I “moved out,” strategically, after the
notorious morning rush hour. It was a Thursday morning
– the battle was fought on a Friday – and
by 10 a.m. it already felt like 100° out (this would
be my overriding thought of the day: fighting with powder-fired
weapons in long-sleeve wool / flannel uniforms, in this
kind of heat: brutal). The air was still, humid and
grey as I headed south on Moreland Avenue – the
same stretch along which the two-mile long Union line,
facing west, had been aligned. Moreland has been an
enigmatic roadway during my tenure in Atlanta, hovering
somewhere between enterprising and slum. The more south
you get, the more industrial – and strangely –
more rural it gets. My first stop was where McDonough
Boulevard meets Moreland. Up McDonough less than a mile
is Atlanta’s Federal Penitentiary. A
vast spread of “fenced-in” projects lines
the northwest corner of the intersection, within symbolic
distance of the Fed’s pen. Yet the main feature
of the vicinity is the old Star Light Drive-In,
still remarkably in operation.
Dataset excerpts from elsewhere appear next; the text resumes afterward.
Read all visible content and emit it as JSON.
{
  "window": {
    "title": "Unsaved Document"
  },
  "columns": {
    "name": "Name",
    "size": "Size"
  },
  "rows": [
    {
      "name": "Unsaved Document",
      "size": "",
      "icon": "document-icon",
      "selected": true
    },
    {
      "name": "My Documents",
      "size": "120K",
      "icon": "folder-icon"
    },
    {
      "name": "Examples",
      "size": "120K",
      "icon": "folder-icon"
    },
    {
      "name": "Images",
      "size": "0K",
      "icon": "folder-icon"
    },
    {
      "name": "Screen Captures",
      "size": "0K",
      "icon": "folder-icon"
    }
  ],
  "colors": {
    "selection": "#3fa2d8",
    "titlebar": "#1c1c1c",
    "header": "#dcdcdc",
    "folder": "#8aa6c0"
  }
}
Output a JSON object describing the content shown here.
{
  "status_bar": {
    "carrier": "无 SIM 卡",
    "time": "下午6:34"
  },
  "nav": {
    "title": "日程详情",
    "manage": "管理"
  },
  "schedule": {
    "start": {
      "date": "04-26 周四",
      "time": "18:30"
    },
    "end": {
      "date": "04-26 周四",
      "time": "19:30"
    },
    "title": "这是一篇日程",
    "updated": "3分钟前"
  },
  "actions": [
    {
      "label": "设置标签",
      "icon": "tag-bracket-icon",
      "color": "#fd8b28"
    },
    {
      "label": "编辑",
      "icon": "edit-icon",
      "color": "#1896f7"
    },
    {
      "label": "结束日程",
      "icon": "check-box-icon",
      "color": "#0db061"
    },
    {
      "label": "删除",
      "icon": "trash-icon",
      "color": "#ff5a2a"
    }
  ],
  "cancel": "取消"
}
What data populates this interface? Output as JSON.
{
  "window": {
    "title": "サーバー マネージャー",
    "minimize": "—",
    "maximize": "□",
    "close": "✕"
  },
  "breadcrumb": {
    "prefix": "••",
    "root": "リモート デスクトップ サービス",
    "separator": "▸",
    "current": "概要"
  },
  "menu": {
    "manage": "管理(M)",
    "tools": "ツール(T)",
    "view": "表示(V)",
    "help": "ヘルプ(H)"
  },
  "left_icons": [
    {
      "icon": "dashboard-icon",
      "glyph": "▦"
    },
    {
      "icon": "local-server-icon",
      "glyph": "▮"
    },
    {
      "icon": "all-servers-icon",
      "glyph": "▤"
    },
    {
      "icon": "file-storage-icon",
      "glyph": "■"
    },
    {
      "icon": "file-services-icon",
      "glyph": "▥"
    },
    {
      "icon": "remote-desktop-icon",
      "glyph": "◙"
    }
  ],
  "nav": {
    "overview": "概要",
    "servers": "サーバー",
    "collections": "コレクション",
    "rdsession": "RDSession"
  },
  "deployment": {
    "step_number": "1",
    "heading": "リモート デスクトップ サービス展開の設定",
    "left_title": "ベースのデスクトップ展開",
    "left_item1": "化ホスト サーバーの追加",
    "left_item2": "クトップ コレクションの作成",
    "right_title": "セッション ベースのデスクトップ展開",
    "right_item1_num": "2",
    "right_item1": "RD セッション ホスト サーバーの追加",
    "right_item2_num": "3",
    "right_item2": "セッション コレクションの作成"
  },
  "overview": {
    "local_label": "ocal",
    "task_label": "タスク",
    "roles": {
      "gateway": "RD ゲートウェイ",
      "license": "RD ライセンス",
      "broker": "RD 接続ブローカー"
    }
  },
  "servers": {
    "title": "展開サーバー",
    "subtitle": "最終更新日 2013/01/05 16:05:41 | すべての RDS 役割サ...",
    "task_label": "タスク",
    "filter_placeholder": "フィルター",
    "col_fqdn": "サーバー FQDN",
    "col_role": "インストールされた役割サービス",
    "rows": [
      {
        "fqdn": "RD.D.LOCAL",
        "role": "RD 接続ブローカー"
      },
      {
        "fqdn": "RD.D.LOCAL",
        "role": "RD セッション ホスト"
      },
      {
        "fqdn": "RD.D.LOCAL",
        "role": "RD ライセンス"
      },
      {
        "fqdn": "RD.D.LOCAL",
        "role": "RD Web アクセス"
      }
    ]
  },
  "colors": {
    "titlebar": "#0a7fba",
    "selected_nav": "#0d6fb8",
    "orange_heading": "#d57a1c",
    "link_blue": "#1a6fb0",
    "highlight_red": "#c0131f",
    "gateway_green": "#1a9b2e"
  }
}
In this locale was the
historical marker that would begin my day: “Hardee’s
Night March” [view
the historical marker map, including a picture and the
location of each individual marker, by clicking on the
choice in the top left-hand column, or at the base of
this page].
Hardee marched his four divisions out from under the
southern end of rolling entrenchments, bunkers, palisades
and chevaux-de-frise (formidable x-shaped rows of spiked
logs designed to prevent frontal assaults) that made
up the tough inner defense line of Atlanta [view
a map of the march by clicking on the battle map choice
in the top left-hand column, or at the base of this
page]. The column,
many miles long, turned south at the intersection of
today’s McDonough / Moreland to avoid detection
– marching south another half-mile before turning
northeast. I followed the column’s “tack”
up today’s Fayetteville / Key Road to the next
historical marker: “Hardee’s March Turned
N.E.” It took me a minute to locate the marker
in thick overgrown brush before the kudzu-drowned and
deteriorating lot of a closed grocery / restaurant.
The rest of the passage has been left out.